In Syria, the ongoing civil war created the largest refugee crisis of the 21st century so far. After a brief spike in admissions late in the Obama administration, the United States has once again slashed the number of Syrian refugees accepted to the hundreds.

And in Afghanistan, the refugee crisis is in large part a consequence of the United States’ own actions. After waging war on their soil for 20 years, our leaders have allocated $13.3 billion to resettle Afghan refugees — a dismal 0.6 percent of the $2.3 trillion we spent on the war as a whole.

The fact is, too many U.S. institutions are structured to wage war, not foster peace. Our leaders waste trillions to impose America’s will on the world and, as an afterthought, quibble over what tiny fraction of that number should be spent to help those caught in the fallout.

All the while, the United Nations estimates there are 84 million forcibly displaced people around the world, including 26.6 million refugees. And the escalating crisis of climate change is set to cause a wave of refugees unlike anything the world has ever seen. One report from the World Bank estimates as many as 200 million people could be displaced over the next three decades.

Yet as David Miliband, the president and CEO of the International Rescue Committee, reminds us, the refugee crisis is “manageable, not unsolvable.” We know what to do. Take people in. Help them get jobs. Help refugee children — more than half of whom do not go to school — get an education. Support families to get a new start in a new place.

Some claim that this basic decency poses security threats, or costs too much. But while the improper vetting of refugees could indeed pose dangers, refusing to provide aid — and thus leaving masses of desperate people with nothing to lose, some of whom will be enraged at those who contributed to their ruination — creates its own risks.

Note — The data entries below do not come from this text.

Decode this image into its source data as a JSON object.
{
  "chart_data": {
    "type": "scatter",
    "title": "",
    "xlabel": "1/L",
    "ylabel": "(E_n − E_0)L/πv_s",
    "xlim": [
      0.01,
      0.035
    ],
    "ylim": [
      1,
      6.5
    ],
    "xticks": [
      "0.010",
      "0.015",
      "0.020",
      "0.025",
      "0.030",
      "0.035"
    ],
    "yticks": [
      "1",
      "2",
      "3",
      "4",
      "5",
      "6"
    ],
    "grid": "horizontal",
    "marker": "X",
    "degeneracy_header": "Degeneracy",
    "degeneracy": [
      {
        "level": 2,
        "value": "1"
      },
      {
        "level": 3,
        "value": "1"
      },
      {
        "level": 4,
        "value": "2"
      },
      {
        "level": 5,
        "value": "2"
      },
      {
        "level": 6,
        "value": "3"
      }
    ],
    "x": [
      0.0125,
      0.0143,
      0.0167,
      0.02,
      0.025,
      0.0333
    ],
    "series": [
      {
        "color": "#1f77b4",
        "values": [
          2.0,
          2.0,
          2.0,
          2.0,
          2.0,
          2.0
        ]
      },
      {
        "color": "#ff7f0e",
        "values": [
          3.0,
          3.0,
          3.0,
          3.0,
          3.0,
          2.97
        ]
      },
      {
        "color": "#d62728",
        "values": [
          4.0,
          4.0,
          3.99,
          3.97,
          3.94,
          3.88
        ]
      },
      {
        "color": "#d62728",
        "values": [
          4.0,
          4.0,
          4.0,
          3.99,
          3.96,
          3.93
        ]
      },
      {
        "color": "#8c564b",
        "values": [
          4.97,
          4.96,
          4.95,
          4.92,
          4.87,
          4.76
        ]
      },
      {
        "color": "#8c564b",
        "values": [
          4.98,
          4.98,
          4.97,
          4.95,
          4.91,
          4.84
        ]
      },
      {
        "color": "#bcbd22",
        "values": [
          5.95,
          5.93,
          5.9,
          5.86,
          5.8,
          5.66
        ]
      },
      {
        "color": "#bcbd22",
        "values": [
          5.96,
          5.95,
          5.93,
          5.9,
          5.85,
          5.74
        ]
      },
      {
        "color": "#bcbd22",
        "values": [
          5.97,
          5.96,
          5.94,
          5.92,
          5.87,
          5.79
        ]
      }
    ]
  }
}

As for the price: With U.S. military spending at historic peacetime highs — more than 12 times what Russia spends on its military — why is it that the United States can always seem to find the money to intervene in world affairs, but never to help clean up the resulting messes? We would do well to start accounting for the human cost of our interventions before we make them. One way or another, the consequences of our actions will inevitably reach our shores.

If we are to effectively defend against the kind of violence and aggression on display in Ukraine right now, we must also demonstrate what we are for: the right of all people to live in peace. As Miliband says of the refugee crisis, “This is not just a crisis, it’s a test. … It’s a test of our humanity. It’s a test of us in the Western world — of who we are and what we stand for.”